Traveling away from Cusco, in the opposite direction from all of the other Sacred Valley highlights, you will eventually come upon the small village of San Pedro de Cacha. This rural village is the closest village to the archaeological site of Raqchi. The Inca site of Raqchi has many buildings and structures on its ground, each holding different purpose, with the Temple of Wiracocha (also known as Temple of Raqchi) being the most prominent. It is believed that the site was originally built as a control point on the main road system that originated in Cusco and ran to other sectors of the Inca Empire. There are many other speculated reasons for the other structures and areas in this site.  Some say that the structures were built as a type of barracks. Others suggest that the buildings were built for religious and administrative officials.

The Temple of Wiracocha

Wiracocha, was a deity, believed to be the giver of all life, according the Incas. He was the creator god. According to mythology this God created sun and moon. The temple was thought to be built to to appease him and furthermore honour him. It is said that he made fire fall from the sky and burn the hills of the area, in a rage of anger. The fire falling from the sky was lava from the nearby Volcano of Quimsa Chata. To ask for his forgiveness they built a shrine to honour him and give him offerings. The Inca Huayna Capac ordered the construction of the temple to recognise the event’s greater significance.

This enormous structure stands over 92 meters long (302ft) and 25.5 meters wide (84ft).  It is a two story roofed construction with windows and doors and a central adobe wall roughly 18 to 20 meters in height. On each side of the structure there is a row of 11 columns, built to support the building. The foundation is made from carved stones and rest made out from adobe and mud. The temple of Wiracocha is said to be specifically built so that people had to walk in a zigzag motion through it. This motion is related to the relationship between Wiracocha and Inca cosmology.

Temple of Wiracocha

The Enormous Temple of Wiracocha

The site of Raqchi is huge, said to be one the biggest Inca archaeological sites ever. There are 12 living quarters attached to the temple. These are thought to belong to administrative and religious persons. The area to the west of the temple you can find ceremonial baths similar to those found on other sites. The complex also holds a large number of storehouses, approximately 150. These qollqas were used to store corn, quinoa and other grains, to feed the residents. There is also an artificial lake in the complex. The lake is fed by natural spring, through stone fountains. This lake was more than likely used for ceremonial purposes during Inca times.
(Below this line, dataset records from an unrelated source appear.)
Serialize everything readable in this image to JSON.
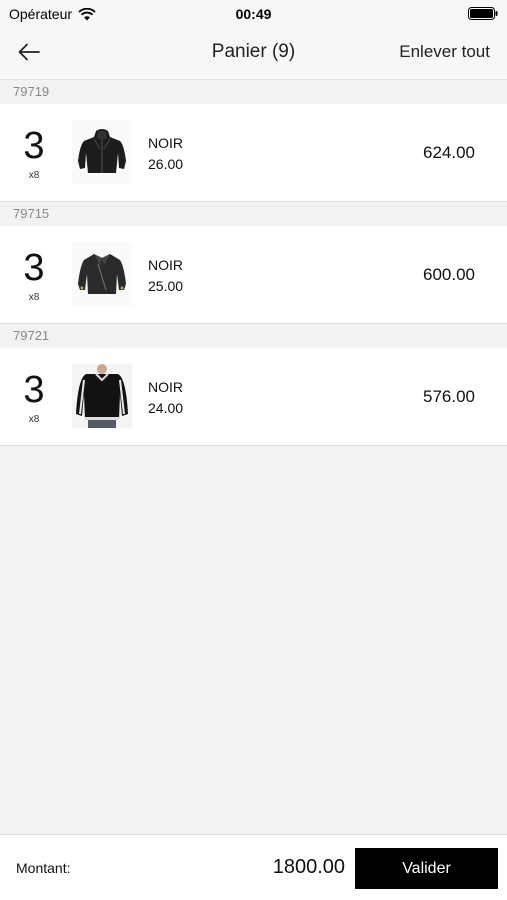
{
  "status_bar": {
    "carrier": "Opérateur",
    "time": "00:49",
    "icons": [
      "wifi-icon",
      "battery-icon"
    ]
  },
  "nav": {
    "back_icon": "arrow-left-icon",
    "title": "Panier (9)",
    "clear_all_label": "Enlever tout"
  },
  "cart": {
    "items": [
      {
        "ref": "79719",
        "quantity": "3",
        "unit": "x8",
        "image": "jacket-hooded-leather-icon",
        "color": "NOIR",
        "unit_price": "26.00",
        "total": "624.00"
      },
      {
        "ref": "79715",
        "quantity": "3",
        "unit": "x8",
        "image": "jacket-leather-biker-icon",
        "color": "NOIR",
        "unit_price": "25.00",
        "total": "600.00"
      },
      {
        "ref": "79721",
        "quantity": "3",
        "unit": "x8",
        "image": "jacket-varsity-model-icon",
        "color": "NOIR",
        "unit_price": "24.00",
        "total": "576.00"
      }
    ]
  },
  "footer": {
    "amount_label": "Montant:",
    "amount_value": "1800.00",
    "validate_label": "Valider"
  },
  "colors": {
    "background": "#f2f2f2",
    "row_background": "#ffffff",
    "button_background": "#000000",
    "button_text": "#ffffff",
    "section_text": "#888888"
  }
}
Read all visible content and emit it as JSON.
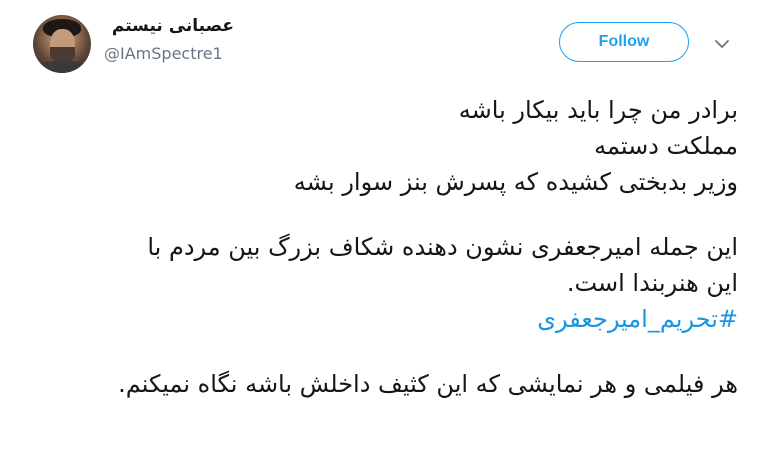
{
  "user": {
    "display_name": "عصبانی نیستم",
    "handle": "@IAmSpectre1",
    "avatar_icon": "profile-photo"
  },
  "follow_button": {
    "label": "Follow"
  },
  "menu": {
    "icon": "chevron-down-icon"
  },
  "tweet": {
    "line1": "برادر من چرا باید بیکار باشه",
    "line2": "مملکت دستمه",
    "line3": "وزیر بدبختی کشیده که پسرش بنز سوار بشه",
    "line4": "این جمله امیرجعفری نشون دهنده شکاف بزرگ بین مردم با",
    "line5": "این هنربندا است.",
    "hashtag": "#تحریم_امیرجعفری",
    "line6": "هر فیلمی و هر نمایشی که این کثیف داخلش باشه نگاه نمیکنم."
  },
  "colors": {
    "accent": "#1da1f2",
    "hashtag": "#1b95e0",
    "text": "#14171a",
    "secondary": "#657786"
  }
}
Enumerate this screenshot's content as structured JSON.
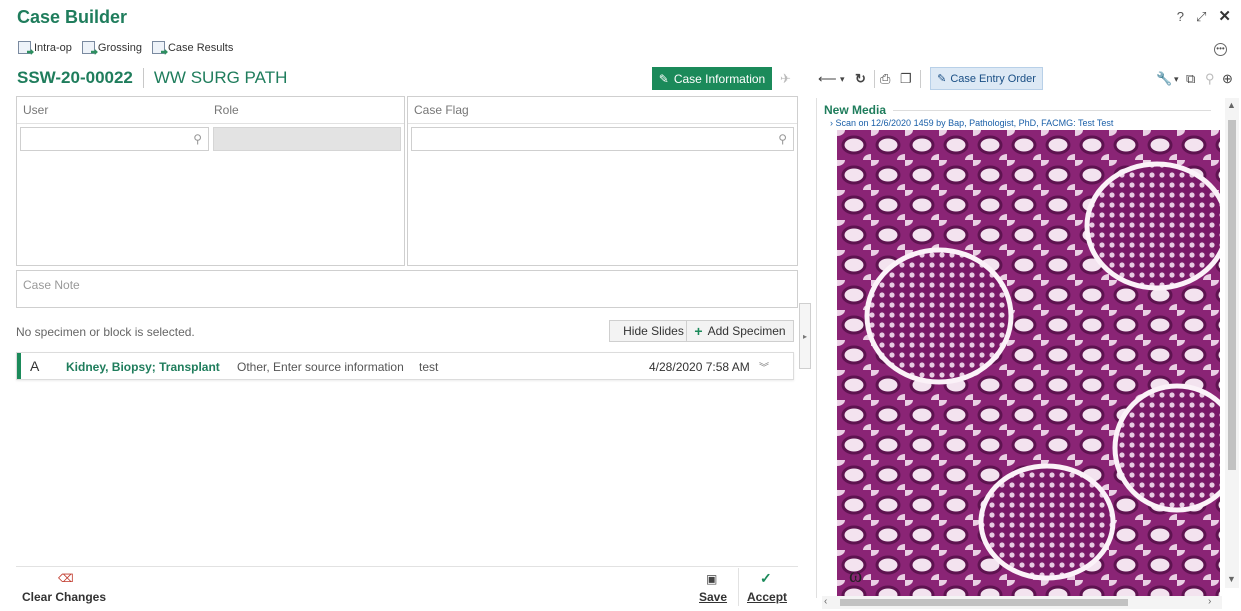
{
  "app": {
    "title": "Case Builder"
  },
  "window_controls": {
    "help": "?",
    "expand": "⤢",
    "close": "✕"
  },
  "toolbar": {
    "items": [
      {
        "label": "Intra-op"
      },
      {
        "label": "Grossing"
      },
      {
        "label": "Case Results"
      }
    ]
  },
  "case": {
    "id": "SSW-20-00022",
    "type": "WW SURG PATH",
    "info_button": "Case Information"
  },
  "users_panel": {
    "col_user": "User",
    "col_role": "Role"
  },
  "flags_panel": {
    "col_flag": "Case Flag"
  },
  "case_note": {
    "placeholder": "Case Note"
  },
  "specimens": {
    "status": "No specimen or block is selected.",
    "hide_slides": "Hide Slides",
    "add_specimen": "Add Specimen",
    "rows": [
      {
        "letter": "A",
        "name": "Kidney, Biopsy; Transplant",
        "source": "Other, Enter source information",
        "note": "test",
        "date": "4/28/2020 7:58 AM"
      }
    ]
  },
  "actions": {
    "clear": "Clear Changes",
    "save": "Save",
    "accept": "Accept"
  },
  "right_panel": {
    "entry_order": "Case Entry Order",
    "media_title": "New Media",
    "scan_link": "Scan on 12/6/2020 1459 by Bap, Pathologist, PhD, FACMG: Test Test"
  },
  "colors": {
    "brand": "#1f7d5c",
    "button": "#1b8a5a",
    "stain": "#8e2878"
  }
}
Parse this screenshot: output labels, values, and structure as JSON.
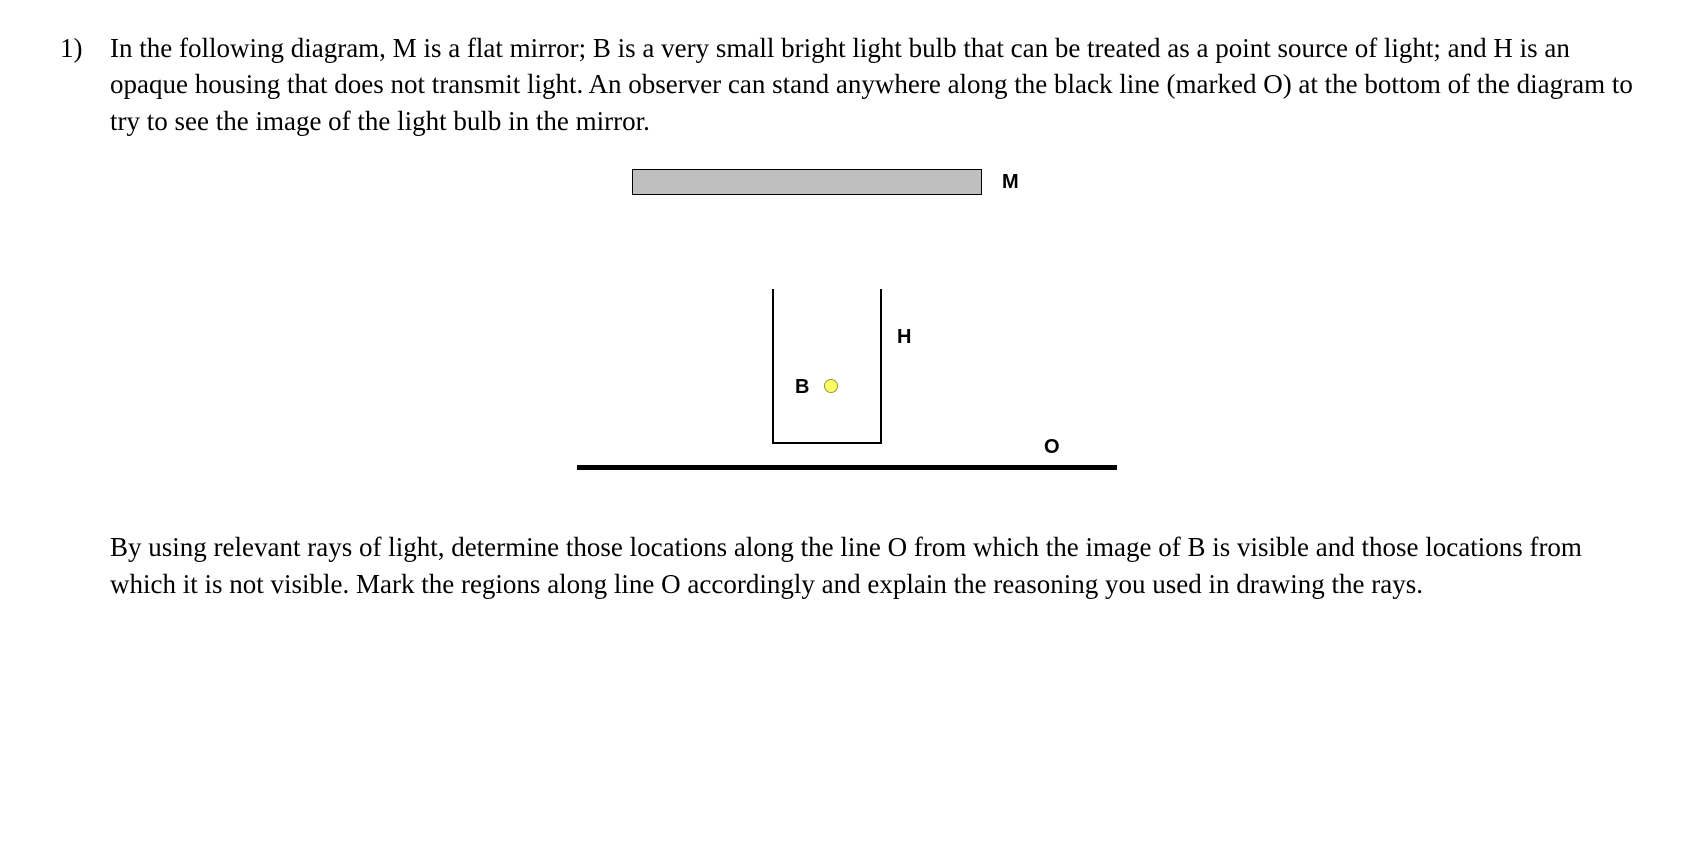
{
  "problem": {
    "number": "1)",
    "paragraph1": "In the following diagram, M is a flat mirror; B is a very small bright light bulb that can be treated as a point source of light; and H is an opaque housing that does not transmit light. An observer can stand anywhere along the black line (marked O) at the bottom of the diagram to try to see the image of the light bulb in the mirror.",
    "paragraph2": "By using relevant rays of light, determine those locations along the line O from which the image of B is visible and those locations from which it is not visible. Mark the regions along line O accordingly and explain the reasoning you used in drawing the rays."
  },
  "diagram": {
    "mirror_label": "M",
    "housing_label": "H",
    "bulb_label": "B",
    "observer_label": "O"
  }
}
Of course the Spanish found this Inca site and destroyed most of it. They rebuilt their own catholic church in the shadow of the remains of the once impressive Inca Temple. Before the conquistadors got to it, the temple of Wiracocha is believed to have had the largest single roof in the Inca Empire, stretching some 25 meters on each side and covering the columns of the temple.

Today, locals still celebrate the Raqchi Festival, which falls from June 16th to 22nd.  This festival is still very local with only very few tourists joining. The festival is an event full of folkloric music and dance with groups coming from places as far away as Bolivia. Locals dress in traditional clothing, there are food stalls serving typical dishes and Quechua women selling chicha beer.

Getting to The Temple of Wiracocha

The site lies approx. 125 km from Cusco. Buses from Cusco heading towards Puno pass within a few hundred meters of the main entrance into the site. These buses vary in price and comfort, ask your tour operator or hotel about the best ones to get. It is also possible to include the Temple of Wiracocha on a organised tour to the Sacred Valley.


The site is open daily from 9am to 5.30pm and costs 10 soles.